I wish I were knowledgeable enough to send you a patch, but the LibreOffice code is a bit formidable!  Thanks for your interest and help.
Comment 4 sasha.libreoffice 2012-03-29 23:05:14 UTC
> Perhaps the appropriate fix is to have an option in "load/save" that says, "I
> really want plain ASCII."
I agree with this. But currently we have very few developers. This may take several years. Sorry for such situation.

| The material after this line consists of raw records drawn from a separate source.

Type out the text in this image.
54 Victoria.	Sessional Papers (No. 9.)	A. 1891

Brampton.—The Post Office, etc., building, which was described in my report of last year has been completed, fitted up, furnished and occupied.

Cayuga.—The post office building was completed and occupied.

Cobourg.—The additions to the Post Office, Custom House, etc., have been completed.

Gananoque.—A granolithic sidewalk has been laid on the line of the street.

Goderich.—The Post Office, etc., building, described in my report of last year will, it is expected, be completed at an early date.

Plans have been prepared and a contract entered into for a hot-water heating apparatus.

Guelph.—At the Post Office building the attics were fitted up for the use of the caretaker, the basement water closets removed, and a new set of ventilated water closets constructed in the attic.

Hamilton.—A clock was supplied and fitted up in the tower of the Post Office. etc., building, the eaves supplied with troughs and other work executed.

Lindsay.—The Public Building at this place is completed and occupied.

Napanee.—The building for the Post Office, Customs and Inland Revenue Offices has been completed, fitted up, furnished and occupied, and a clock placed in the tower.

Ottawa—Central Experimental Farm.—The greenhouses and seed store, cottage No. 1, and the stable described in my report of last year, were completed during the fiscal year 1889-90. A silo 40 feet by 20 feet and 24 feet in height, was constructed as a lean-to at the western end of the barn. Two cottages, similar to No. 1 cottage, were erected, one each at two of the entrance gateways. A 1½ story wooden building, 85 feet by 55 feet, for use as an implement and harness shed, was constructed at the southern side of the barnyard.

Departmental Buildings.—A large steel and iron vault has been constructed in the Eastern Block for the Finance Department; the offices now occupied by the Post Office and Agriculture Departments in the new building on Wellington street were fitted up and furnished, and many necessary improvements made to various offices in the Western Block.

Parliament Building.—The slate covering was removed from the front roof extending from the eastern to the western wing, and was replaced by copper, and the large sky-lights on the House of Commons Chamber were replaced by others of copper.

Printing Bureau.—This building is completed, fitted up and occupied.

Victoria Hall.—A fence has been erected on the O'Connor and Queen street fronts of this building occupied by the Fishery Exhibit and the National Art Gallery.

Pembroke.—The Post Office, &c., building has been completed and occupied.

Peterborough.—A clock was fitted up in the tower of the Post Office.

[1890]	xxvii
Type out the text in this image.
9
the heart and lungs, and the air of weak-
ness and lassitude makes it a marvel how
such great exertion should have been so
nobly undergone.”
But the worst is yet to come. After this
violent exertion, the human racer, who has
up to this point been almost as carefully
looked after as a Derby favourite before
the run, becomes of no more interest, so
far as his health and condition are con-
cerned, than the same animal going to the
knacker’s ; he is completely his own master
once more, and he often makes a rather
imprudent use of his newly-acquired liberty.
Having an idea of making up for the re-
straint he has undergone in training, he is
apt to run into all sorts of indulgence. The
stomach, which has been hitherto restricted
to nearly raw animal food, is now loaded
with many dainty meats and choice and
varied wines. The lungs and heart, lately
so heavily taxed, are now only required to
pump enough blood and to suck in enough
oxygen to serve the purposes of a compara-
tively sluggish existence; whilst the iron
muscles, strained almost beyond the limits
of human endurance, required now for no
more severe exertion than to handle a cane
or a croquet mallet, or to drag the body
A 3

> but not for local work with Postscript programs and shell scripts.
But may be will more faster add to script removing this BOM and to ask Postscript programs authors to fix their programs
Comment 5 leighman 2012-09-10 20:10:15 UTC
It's easy enough to stop the BOM being written but I presume we want to preserve it in existing documents.
Comment 6 Alex Thurgood 2015-01-03 17:39:34 UTC Comment hidden (no-value)
Comment 7 Bruce Fowler 2015-01-03 21:59:17 UTC
Glad to see that this bug is still alive.  I fixed my immediate problem with a simple "tr" command in my shell script, but I am still not happy with extraneous stuff being inserted in my text data.  The easy fix would seem to be to have "Save Text as UTF-8" and "Save Text as ASCII" options available as a preference I can set.  Thanks for your continued interest.
Comment 8 Martin van Zijl 2018-02-26 18:44:51 UTC
Created attachment 140162 [details]
Video demo of the patch.
Comment 9 Martin van Zijl 2018-02-26 18:48:14 UTC
I created a patch for review. With this patch if you do:

1) File --> Save As...
2) Choose Type = "Text (Choose Encoding)"
3) Click "Use Text - ..." 
4) In the final dialog will be a checkbox "Include byte-order-mark". If you un-check this, then the BOM will not be included in the output.

Video demo attached.

Review link:
https://gerrit.libreoffice.org/#/c/50388/
Comment 10 Mike Kaganski 2018-11-13 13:04:10 UTC
Thanks to Martin van Zijl, this is fixed in 6.2.
Comment 11 Commit Notification 2018-11-13 13:04:24 UTC
Martin van Zijl committed a patch related to this issue.
It has been pushed to "master":

https://git.libreoffice.org/core/+/607ab542d043c24bfbd6a08bb62fbebd095114e3%5E%21

Fix tdf#44291. Allow saving text without byte-order mark.

It will be available in 6.2.0.

The patch should be included in the daily builds available at
https://dev-builds.libreoffice.org/daily/ in the next 24-48 hours. More
information about daily builds can be found at:
https://wiki.documentfoundation.org/Testing_Daily_Builds

Affected users are encouraged to test the fix and report feedback.